De beroepscommissie overweegt dat klagers beklag is gericht tegen de (wijze van) uitvoering van het vervoer naar en van de rechtbank op 24 oktober 2020, en niet zozeer tegen het (feitelijk) handelen van de betrokken medewerkers van de DV&O tijdens het vervoer. Volgens klager had de directeur, gelet op zijn medische toestand, bij de DV&O opmerkingen dienen te maken betreffende het vervoer en hij had speciaal vervoer dienen aan te vragen.
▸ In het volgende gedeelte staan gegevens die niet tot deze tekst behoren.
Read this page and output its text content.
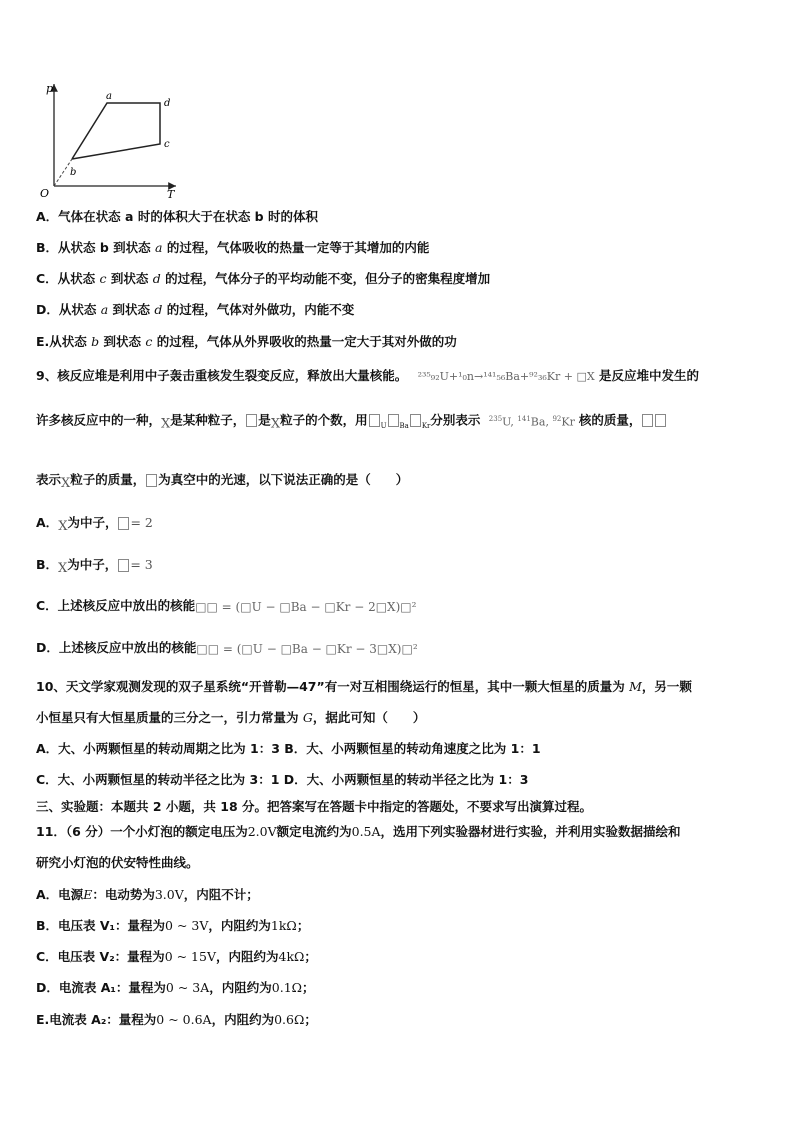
p
T
O
a
d
c
b
A．气体在状态 a 时的体积大于在状态 b 时的体积
B．从状态 b 到状态 a 的过程，气体吸收的热量一定等于其增加的内能
C．从状态 c 到状态 d 的过程，气体分子的平均动能不变，但分子的密集程度增加
D．从状态 a 到状态 d 的过程，气体对外做功，内能不变
E.从状态 b 到状态 c 的过程，气体从外界吸收的热量一定大于其对外做的功
9、核反应堆是利用中子轰击重核发生裂变反应，释放出大量核能。 ²³⁵₉₂U+¹₀n→¹⁴¹₅₆Ba+⁹²₃₆Kr + □X 是反应堆中发生的
许多核反应中的一种，X是某种粒子， 是X粒子的个数，用 $_U$ $_{Ba}$ $_{Kr}$分别表示 $^{235}$U, $^{141}$Ba, $^{92}$Kr 核的质量，
表示X粒子的质量， 为真空中的光速，以下说法正确的是（　　）
A．X为中子， = 2
B．X为中子， = 3
C．上述核反应中放出的核能□□ = (□U − □Ba − □Kr − 2□X)□²
D．上述核反应中放出的核能□□ = (□U − □Ba − □Kr − 3□X)□²
10、天文学家观测发现的双子星系统“开普勒—47”有一对互相围绕运行的恒星，其中一颗大恒星的质量为 M，另一颗
小恒星只有大恒星质量的三分之一，引力常量为 G，据此可知（　　）
A．大、小两颗恒星的转动周期之比为 1：3 B．大、小两颗恒星的转动角速度之比为 1：1
C．大、小两颗恒星的转动半径之比为 3：1 D．大、小两颗恒星的转动半径之比为 1：3
三、实验题：本题共 2 小题，共 18 分。把答案写在答题卡中指定的答题处，不要求写出演算过程。
11．（6 分）一个小灯泡的额定电压为2.0V额定电流约为0.5A，选用下列实验器材进行实验，并利用实验数据描绘和
研究小灯泡的伏安特性曲线。
A．电源E：电动势为3.0V，内阻不计；
B．电压表 V₁：量程为0 ~ 3V，内阻约为1kΩ；
C．电压表 V₂：量程为0 ~ 15V，内阻约为4kΩ；
D．电流表 A₁：量程为0 ~ 3A，内阻约为0.1Ω；
E.电流表 A₂：量程为0 ~ 0.6A，内阻约为0.6Ω；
Het vervoer van een gedetineerde van de inrichting naar een terechtzitting betreft zogenaamd ‘rechtsgangvervoer’. Weliswaar is het Openbaar Ministerie en niet de directeur verantwoordelijk voor het aanvragen en regelen van dergelijk vervoer, maar gelet op RSJ 23 juni 2015, 15/786/GA, RSJ 20 augustus 2013, 13/1628/GA en RSJ 3 juli 2014, 14/266/GA, kan er onder omstandigheden met betrekking tot het rechtsgangvervoer sprake zijn van een zorgplicht van de directeur. Van dergelijke omstandigheden is naar het oordeel van de beroepscommissie in dit geval evenwel geen sprake. Er is daarom geen sprake van een beslissing als bedoeld in artikel 60 van de Penitentiaire beginselenwet (Pbw). Eerst in beroep is aangevoerd dat de directeur speciaal vervoer had kunnen aanvragen. Daar kan het beklag dus niet op zien.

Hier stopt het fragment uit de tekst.